What is a learning journal?
A learning journal functions as the learner’s own digital notebook that they can use to take notes and reflect on their digital learning journey. It might be a place to jot down their thoughts after watching a video or reading an article or a place to answer questions.
Let’s take a closer look at the benefits of adding a learning journal to your next online learning experience.
The learner’s thoughts, in the learner’s words
Whether the learner prints the journal and fills it out by hand or digitally, the journal lets the learner use their own language and writing style to engage with the content. In addition to recalling information, they have the opportunity to critically analyse the concepts they’re studying and shape their thoughts using their own language.

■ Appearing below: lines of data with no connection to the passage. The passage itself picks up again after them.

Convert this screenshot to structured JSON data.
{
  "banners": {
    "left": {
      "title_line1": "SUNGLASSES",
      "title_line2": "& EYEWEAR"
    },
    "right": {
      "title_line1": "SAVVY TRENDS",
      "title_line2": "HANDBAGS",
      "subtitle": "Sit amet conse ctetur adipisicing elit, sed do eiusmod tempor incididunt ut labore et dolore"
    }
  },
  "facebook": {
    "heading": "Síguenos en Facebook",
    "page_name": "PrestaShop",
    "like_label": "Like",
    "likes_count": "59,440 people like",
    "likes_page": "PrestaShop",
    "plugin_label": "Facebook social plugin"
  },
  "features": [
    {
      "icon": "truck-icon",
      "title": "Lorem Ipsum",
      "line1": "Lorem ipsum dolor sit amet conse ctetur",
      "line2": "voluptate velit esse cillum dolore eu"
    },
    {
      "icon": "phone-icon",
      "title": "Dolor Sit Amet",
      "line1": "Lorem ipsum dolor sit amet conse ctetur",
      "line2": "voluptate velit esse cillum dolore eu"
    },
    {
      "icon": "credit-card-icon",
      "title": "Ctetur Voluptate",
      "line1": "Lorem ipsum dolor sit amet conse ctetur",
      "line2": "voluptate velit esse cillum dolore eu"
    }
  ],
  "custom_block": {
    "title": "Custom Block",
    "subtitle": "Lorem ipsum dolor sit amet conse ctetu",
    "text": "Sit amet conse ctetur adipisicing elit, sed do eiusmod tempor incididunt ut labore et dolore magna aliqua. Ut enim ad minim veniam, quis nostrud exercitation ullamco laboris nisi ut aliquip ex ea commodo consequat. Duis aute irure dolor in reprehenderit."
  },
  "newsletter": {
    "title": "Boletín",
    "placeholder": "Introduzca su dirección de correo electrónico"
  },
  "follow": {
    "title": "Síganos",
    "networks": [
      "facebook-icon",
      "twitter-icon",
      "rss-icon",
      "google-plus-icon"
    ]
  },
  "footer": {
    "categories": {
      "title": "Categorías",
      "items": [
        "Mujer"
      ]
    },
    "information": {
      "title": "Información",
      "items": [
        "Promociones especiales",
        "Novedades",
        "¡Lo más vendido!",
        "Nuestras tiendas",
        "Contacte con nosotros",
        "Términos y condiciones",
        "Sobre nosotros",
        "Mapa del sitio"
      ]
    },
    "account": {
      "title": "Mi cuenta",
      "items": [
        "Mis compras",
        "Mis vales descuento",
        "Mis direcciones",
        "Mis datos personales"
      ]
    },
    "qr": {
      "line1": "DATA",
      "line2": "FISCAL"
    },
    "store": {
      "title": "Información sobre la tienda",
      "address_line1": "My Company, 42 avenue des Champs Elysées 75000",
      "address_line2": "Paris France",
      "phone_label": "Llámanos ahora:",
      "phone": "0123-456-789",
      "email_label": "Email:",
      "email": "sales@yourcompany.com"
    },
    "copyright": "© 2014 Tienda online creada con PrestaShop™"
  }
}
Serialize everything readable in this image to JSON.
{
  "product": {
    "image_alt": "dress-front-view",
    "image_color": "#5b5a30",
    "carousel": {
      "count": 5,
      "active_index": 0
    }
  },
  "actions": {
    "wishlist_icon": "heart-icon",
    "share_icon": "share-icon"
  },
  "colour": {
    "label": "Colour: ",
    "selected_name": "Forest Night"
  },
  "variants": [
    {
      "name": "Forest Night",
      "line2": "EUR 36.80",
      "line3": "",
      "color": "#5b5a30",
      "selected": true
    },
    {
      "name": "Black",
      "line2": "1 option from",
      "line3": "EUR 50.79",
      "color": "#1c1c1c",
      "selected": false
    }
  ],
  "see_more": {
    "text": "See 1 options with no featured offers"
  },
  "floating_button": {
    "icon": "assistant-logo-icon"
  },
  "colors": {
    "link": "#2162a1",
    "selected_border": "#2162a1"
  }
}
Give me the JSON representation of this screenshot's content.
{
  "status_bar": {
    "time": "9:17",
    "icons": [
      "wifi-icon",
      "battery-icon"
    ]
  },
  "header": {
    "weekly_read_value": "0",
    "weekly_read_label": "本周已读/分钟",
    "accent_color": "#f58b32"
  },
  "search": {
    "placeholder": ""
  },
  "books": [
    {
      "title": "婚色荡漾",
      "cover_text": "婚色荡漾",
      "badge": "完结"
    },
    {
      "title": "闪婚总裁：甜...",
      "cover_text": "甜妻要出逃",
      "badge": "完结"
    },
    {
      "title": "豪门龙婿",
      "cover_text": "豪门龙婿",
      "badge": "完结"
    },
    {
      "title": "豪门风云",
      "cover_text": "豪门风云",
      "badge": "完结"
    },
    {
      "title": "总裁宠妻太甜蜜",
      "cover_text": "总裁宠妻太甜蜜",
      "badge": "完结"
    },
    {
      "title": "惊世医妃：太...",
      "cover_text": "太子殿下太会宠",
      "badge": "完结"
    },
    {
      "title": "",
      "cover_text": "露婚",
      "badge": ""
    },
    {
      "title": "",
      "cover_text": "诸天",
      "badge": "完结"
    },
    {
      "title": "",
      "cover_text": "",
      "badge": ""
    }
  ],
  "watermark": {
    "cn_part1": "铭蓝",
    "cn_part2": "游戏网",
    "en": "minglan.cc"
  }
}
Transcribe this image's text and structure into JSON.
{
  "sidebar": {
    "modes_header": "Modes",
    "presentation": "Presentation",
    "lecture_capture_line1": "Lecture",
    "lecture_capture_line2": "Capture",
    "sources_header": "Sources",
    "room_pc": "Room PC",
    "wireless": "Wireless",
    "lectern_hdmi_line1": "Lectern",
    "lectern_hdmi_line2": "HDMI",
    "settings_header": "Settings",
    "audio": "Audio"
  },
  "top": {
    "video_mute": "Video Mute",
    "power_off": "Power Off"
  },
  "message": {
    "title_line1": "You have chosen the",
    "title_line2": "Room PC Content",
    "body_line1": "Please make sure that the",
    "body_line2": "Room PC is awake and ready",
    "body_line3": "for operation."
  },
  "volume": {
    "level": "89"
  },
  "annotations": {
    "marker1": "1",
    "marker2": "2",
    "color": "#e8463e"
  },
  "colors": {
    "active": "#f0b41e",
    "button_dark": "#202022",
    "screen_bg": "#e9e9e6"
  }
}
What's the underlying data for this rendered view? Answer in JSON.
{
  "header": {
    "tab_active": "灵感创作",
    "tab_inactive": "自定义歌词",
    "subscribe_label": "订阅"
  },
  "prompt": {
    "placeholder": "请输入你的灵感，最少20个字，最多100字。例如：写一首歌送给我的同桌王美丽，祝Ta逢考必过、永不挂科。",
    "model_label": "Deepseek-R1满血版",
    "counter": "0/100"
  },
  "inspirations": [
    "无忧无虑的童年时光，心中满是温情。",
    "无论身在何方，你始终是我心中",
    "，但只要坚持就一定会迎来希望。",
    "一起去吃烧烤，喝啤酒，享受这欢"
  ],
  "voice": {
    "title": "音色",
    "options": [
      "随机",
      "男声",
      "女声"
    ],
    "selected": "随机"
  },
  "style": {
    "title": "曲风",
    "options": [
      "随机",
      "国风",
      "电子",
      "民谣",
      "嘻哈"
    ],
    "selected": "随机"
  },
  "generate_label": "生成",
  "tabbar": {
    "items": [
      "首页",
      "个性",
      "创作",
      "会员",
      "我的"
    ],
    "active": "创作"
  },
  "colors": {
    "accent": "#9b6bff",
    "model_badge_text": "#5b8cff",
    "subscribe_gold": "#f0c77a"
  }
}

A learning journal can also be a reflective tool to encourage learners to consider on their knowledge in relation to their own individual situation. For example, a prompt in the learning material might say:
“Think of the values we have learned about in this module and briefly discuss how you apply each of these values in your everyday work as a manager.”
Prompting the learner to take the information and apply it to their own role and workplace works to elevate the standard of learning, as it encourages more high-level thinking skills and can prompt actions and behaviour changes that have a direct impact on the learner’s professional role and their organisation.
Notes to keep, share and revisit
Prompting learners to reflect regularly as they go through online training means that they are left with a summary of the most important aspects of their training to revisit when they wish to refresh their knowledge. Some trainers might choose to ask learners to share their journal as a part of a final submission task or share it with their colleagues for peer-to-peer learning.
Learning journals can be used in all kinds of training, from tertiary education to professional and personal development. Wherever they are applied, they are a great physical extension of the online learning experience and one that should be considered when designing any kind of online-based program.